As this is the first study of an ambulatory pathway that includes complicated UTI/pyelonephritis, it provides valuable information regarding potential patient groups and challenges the dogma that certain clinical features necessitate hospital admission. However, numbers are low compared with the number treated in hospital, so firm conclusions cannot be drawn about safety or overall efficacy. While we have provided some institutional data on overall presentations with UTI/pyelonephritis to contextualize the current practice, the data available for direct comparison was limited. To allow generalizability, a larger comparative study will be required to compare outcomes prospectively.
In conclusion, we found that selected patients presenting to ED with febrile or complicated UTI/pyelonephritis may be treated directly via HITH. Ambulatory IV treatment directly from the ED is still considered novel and is not included in current guidelines.
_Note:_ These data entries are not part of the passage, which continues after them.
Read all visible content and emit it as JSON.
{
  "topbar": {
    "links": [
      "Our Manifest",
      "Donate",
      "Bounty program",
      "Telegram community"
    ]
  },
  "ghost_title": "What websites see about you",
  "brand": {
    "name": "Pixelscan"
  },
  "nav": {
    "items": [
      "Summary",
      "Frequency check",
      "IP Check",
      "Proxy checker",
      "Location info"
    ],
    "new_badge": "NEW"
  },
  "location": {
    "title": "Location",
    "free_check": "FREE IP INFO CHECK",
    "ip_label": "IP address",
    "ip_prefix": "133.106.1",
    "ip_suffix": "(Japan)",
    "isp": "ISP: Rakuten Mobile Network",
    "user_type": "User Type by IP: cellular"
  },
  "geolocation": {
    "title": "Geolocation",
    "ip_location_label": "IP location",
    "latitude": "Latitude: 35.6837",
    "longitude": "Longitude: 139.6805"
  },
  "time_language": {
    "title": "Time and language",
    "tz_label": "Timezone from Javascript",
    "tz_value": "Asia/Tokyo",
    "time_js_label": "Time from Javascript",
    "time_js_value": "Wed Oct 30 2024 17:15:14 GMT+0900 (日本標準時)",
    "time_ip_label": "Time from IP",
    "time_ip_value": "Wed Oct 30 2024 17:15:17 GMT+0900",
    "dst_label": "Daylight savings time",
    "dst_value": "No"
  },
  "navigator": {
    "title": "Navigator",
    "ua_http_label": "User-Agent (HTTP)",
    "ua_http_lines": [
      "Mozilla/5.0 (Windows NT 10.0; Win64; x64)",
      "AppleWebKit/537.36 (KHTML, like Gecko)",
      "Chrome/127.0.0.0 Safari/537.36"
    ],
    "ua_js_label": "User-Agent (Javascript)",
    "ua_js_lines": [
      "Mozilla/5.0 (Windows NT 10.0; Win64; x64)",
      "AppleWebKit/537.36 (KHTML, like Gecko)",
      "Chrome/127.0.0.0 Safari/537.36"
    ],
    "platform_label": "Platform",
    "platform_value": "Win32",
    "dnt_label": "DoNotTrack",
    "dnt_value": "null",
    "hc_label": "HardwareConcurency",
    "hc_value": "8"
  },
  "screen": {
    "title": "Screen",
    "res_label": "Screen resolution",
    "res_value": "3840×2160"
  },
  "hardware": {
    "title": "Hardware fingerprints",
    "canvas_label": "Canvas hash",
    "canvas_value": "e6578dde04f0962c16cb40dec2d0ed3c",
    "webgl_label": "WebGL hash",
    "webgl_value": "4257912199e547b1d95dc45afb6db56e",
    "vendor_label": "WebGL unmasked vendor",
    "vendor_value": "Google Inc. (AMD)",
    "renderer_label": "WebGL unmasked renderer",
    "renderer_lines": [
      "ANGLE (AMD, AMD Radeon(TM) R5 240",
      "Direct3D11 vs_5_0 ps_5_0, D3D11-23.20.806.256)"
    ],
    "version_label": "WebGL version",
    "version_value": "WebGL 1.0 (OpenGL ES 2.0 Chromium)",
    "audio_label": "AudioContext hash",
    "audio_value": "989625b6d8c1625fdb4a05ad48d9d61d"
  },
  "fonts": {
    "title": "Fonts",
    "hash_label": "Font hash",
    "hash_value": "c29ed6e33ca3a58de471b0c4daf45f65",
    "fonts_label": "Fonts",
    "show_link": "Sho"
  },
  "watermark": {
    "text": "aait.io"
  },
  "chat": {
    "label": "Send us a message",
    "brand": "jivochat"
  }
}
Our study adds weight to developing and studying OPAT models for UTI/pyelonephritis more widely with clear criteria for hospital versus home management. However, to ensure this model is not inappropriately applied to patients who could be treated with oral antibiotics, we recommend that studies reporting on OPAT practice should provide a description of numbers of patients treated with IV and oral antibiotics.